The illusions of the Black Magician
whose spells have to be overcome.
The mystical maps of the Magi
whose gifts must be received.
The genius of the Bard
whose songs must be remembered.
The companionship of spiritual friends,
all the men we meet along the way,
walking beside us into completion,
two sides of the same coin.
Walking through the high grass
with a mature priestess,
I ask her about Shakti.
She looks up with eyes like sapphires,
“That’s a risky topic. Can we contain it?”
I hesitate, “That’s what I want to know…
How can I embody Her
when She has no respect for convention?”
She nods and reflects,
“I guess it’s right relationship? Ethics.”

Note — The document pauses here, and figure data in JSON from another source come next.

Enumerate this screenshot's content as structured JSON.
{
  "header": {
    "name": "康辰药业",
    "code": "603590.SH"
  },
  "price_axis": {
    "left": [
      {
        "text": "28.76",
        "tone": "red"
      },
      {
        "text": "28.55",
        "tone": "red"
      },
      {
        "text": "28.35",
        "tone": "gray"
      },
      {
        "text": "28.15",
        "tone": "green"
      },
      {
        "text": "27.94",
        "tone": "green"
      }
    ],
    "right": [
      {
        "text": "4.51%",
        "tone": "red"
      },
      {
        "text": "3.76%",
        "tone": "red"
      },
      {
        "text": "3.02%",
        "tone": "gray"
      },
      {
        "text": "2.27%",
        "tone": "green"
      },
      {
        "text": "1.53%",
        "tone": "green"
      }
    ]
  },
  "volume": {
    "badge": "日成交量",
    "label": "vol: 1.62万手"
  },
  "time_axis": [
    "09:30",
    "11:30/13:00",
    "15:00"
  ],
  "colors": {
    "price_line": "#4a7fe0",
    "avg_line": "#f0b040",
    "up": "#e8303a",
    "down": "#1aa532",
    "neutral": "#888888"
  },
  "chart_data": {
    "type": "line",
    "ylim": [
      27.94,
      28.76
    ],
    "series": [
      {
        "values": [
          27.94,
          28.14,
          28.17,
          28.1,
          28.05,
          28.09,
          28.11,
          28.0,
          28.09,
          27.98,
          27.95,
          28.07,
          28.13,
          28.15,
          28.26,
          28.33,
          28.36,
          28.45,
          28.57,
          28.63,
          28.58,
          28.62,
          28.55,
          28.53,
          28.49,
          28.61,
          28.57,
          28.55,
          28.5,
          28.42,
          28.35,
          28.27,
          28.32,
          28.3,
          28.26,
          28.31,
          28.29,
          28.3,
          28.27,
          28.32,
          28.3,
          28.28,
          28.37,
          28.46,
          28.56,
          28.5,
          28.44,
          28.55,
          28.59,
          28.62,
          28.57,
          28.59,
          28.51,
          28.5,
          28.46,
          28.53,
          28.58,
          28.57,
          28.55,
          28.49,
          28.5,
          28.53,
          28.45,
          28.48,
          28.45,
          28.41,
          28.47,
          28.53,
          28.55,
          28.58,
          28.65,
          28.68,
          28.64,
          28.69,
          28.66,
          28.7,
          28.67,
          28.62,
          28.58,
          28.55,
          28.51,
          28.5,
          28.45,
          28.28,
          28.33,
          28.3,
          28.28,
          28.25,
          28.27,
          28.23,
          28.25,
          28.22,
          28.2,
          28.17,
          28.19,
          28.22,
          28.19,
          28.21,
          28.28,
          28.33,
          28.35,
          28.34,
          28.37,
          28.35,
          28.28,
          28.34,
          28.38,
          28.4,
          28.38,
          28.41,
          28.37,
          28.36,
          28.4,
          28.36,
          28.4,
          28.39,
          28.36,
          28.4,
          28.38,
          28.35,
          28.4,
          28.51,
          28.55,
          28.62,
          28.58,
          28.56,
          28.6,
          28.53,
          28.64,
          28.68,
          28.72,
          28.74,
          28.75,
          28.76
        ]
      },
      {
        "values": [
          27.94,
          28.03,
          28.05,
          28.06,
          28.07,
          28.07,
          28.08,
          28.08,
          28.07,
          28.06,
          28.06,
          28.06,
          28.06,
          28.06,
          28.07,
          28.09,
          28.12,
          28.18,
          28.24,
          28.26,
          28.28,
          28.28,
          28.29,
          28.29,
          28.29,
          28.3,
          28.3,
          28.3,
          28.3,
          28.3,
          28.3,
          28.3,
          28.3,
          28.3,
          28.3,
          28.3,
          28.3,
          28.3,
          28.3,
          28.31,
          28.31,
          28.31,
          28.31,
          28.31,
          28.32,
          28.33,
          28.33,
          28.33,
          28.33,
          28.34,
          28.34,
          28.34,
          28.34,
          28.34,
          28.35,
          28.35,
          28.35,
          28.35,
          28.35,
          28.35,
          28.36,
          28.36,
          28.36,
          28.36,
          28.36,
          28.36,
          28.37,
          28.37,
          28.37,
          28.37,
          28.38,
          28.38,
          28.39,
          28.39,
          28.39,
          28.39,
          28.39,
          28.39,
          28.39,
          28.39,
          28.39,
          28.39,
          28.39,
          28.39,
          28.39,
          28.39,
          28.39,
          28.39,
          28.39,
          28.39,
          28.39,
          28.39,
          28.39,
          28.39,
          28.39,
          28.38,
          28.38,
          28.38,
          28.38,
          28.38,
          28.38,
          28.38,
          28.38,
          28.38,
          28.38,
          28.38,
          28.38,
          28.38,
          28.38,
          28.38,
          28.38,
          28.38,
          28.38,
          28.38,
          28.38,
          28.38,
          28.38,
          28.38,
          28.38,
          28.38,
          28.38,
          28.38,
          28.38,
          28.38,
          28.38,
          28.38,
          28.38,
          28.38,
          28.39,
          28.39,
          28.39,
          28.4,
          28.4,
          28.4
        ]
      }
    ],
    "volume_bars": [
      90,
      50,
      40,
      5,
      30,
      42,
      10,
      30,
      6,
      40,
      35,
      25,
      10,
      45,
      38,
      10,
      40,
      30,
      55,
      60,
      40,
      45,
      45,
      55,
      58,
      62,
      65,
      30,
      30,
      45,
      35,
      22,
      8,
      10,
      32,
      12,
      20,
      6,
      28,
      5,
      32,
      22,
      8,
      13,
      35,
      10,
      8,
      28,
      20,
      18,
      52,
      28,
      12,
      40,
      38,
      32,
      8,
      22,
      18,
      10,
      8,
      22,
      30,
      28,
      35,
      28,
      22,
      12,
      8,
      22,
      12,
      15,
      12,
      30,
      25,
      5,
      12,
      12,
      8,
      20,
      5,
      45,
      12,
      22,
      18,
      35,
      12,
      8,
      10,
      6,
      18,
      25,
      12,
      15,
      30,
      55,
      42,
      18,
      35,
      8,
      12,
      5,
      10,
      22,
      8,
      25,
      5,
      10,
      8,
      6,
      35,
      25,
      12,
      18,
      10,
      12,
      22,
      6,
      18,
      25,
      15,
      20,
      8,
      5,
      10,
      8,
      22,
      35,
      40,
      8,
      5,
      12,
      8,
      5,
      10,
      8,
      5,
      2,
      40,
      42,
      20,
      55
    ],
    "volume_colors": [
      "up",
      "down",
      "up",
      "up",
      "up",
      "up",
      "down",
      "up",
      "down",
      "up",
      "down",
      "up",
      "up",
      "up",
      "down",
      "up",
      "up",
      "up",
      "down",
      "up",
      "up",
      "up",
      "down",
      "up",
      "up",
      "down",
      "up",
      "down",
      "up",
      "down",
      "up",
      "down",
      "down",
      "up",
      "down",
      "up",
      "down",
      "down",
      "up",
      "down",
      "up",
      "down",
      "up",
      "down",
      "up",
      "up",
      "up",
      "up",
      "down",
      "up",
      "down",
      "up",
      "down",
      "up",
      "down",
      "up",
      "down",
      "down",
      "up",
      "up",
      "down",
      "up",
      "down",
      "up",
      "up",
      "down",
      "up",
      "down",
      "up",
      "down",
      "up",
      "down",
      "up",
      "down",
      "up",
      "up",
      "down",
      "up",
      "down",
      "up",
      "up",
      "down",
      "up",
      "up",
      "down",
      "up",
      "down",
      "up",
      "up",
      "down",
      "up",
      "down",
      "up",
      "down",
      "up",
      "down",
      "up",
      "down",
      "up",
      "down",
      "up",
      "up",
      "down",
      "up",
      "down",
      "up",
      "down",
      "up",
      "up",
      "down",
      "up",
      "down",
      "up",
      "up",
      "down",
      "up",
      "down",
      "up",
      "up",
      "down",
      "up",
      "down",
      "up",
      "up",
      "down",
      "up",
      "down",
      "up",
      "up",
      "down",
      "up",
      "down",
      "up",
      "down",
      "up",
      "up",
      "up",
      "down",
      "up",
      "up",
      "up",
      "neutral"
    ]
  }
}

This wisdom is passed woman to woman
Where the chain breaks,
so does a heart.
We must teach our daughters
how to hold their power.
How to discern right from wrong
according to The Laws
written on their hearts.
There is nothing that can be said
about the wisdom of the feminine
that even remotely captures
the actual experience
of receiving Her Grace.
Not in this poem, not in any book.
We can only point
in the direction of the wind,
to the presence of light,
to a blossoming belly,
to the beauty of this world,
and say when we feel it,
She’s right here.
Fin.
This poem was written between March 2020-Today.